Roman Catholic church in Bologna, Italy

San Giuseppe Sposo is a medieval Roman Catholic church and convent, now respectively parish church and museum, near Porta Saragozza in Bologna, Italy.

== History ==
Originally the site was part of an Augustinian order Cluniac monastery originating in 1254; the church was then dedicated to Santa Maria Maddalena in Valdipietra. The monastery later passed on to nuns, and later the Dominican order. In 1566, it housed the Servi di Maria, who named the church San Giuseppe. In 1810, the convent was suppressed. However, after Napoleon's defeat, in 1818, the Capuchin order, with 11 priests and 16 lay brothers, were granted the church and monastery. In 1865–1866, the Kingdom of Italy expropriated the site for military uses. In 1873, the church was reconsecrated, and the monastery reused in 1892. In 1926, in celebration of the 700th anniversary of St Francis, the field adjacent to the Piazza of the church was converted into a public garden, and a bronze statue of the Saint by Mario Sarto was erected. The convent suffered grievously during the Second World War, including the destruction of its once large library. In 1943, the church was named a sanctuary, and in 1959, made a parish church.

== Museum ==
A museum, founded in 1928 by father Leonardo Montalti of Mercato Saraceno, is now hosted in the convent of the Frati Minori Cappuccini just outside Porta Saragozza. It collects works of art from various Capuchin order convents of the Emilia-Romagna region, including Ferrara, Porretta, Castel San Pietro, Imola, and Lugo.
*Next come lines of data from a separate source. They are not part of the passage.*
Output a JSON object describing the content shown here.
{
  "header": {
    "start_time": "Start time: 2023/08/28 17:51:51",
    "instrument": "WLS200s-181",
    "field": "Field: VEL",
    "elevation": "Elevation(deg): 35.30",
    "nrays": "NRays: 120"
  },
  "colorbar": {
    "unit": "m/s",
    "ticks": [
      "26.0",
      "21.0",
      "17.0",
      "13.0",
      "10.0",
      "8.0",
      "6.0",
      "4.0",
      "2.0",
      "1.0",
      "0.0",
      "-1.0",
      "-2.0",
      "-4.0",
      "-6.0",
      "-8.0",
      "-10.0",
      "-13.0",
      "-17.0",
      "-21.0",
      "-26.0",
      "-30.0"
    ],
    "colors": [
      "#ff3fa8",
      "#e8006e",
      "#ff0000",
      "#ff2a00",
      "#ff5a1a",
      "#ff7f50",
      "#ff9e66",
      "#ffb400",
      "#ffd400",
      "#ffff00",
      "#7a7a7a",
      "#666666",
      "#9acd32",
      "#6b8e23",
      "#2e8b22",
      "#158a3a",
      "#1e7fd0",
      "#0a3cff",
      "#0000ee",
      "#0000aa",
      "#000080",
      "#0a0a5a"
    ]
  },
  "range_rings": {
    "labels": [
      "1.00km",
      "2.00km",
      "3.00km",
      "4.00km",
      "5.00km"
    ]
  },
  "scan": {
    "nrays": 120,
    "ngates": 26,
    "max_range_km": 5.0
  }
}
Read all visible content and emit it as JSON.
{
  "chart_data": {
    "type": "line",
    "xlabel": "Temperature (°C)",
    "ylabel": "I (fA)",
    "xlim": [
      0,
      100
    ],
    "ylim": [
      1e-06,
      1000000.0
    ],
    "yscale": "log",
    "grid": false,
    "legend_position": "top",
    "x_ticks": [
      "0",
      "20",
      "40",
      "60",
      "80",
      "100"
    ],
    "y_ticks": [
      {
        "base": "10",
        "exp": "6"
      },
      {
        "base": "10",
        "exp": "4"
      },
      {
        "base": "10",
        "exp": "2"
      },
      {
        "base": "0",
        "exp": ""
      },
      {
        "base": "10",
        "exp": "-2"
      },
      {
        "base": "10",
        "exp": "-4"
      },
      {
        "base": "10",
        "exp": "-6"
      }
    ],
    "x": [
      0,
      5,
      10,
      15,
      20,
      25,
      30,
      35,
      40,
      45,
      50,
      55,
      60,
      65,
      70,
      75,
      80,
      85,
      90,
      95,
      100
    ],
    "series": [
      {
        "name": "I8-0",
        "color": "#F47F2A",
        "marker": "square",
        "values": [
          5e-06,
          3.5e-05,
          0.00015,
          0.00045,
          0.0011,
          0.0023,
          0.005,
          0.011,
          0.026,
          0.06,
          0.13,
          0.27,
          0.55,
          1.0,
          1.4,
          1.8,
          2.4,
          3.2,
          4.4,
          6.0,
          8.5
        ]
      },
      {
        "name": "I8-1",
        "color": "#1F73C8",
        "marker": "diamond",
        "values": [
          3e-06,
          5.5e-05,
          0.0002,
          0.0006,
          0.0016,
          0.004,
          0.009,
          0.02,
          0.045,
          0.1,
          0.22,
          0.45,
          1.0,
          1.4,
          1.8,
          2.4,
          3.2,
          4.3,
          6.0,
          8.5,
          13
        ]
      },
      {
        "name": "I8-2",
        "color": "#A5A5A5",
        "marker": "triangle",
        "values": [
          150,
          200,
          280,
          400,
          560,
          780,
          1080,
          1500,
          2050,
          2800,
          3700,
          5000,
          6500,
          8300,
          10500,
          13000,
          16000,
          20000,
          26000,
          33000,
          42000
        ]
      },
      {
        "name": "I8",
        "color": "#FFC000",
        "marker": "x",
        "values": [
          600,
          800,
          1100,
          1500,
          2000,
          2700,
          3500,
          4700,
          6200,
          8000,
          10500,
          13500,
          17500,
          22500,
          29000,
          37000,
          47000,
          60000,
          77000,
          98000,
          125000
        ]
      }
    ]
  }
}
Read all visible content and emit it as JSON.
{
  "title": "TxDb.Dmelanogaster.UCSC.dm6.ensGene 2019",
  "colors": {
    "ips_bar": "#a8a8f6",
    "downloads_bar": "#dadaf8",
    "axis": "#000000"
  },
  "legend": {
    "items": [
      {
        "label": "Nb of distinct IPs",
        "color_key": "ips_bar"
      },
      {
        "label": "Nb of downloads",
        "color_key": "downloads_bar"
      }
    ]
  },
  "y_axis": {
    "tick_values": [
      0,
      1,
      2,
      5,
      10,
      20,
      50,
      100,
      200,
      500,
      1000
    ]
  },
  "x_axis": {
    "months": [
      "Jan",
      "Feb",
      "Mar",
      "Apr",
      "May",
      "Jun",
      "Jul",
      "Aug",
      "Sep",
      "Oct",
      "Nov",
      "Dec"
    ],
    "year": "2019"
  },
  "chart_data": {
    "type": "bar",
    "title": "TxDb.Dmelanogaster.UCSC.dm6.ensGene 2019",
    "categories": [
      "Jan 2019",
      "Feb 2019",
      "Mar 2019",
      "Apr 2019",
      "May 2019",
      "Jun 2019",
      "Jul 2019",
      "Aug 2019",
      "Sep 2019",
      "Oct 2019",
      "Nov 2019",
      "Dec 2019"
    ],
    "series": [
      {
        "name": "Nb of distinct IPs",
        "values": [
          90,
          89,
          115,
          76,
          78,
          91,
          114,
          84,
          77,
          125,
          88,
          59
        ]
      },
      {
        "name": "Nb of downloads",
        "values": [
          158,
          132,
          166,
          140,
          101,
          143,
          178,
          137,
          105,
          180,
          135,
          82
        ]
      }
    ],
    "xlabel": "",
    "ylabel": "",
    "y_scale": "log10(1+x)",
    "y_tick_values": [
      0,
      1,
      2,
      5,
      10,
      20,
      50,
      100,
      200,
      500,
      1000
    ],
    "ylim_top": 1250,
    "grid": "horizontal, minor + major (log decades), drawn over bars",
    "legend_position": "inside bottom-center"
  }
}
In the 1970s, the architect Leone Pancaldi rearranged the exhibition space, giving special prominence to the Crucifix by Marco Zoppo, by creating an apse for exhibition. Other major works are a Madonna of the Rose by Pietro Lianori; a Coronation of the Virgin by Jacopo di Paolo; an Adoration by the Magi by Flaminio Torri; a
Crucifixion by the Passerotti brothers; a St Francis in Ecstasy by Bartolomeo Cesi; a Deposition of Christ by Gaetano Gandolfi; and two ovals with St Peter and Paul by Giuseppe Maria Crespi. The museum also has works of ivory and a large terracotta Madonna and child (1523), called Sedes Sapientiae by Zaccaria Zacchi; two wooden tabernacles from Lugo, one of them signed by Cesare Fabbri (1706); and some terracota nativity scenes, one by Rossetti.

Other artists in the museum are Innocenzo da Imola, Lavinia Fontana, Dionigi Calvaert, Ubaldo Gandolfi, Luigi Crespi, Ercole Graziani the Younger, Piancastelli and Majani.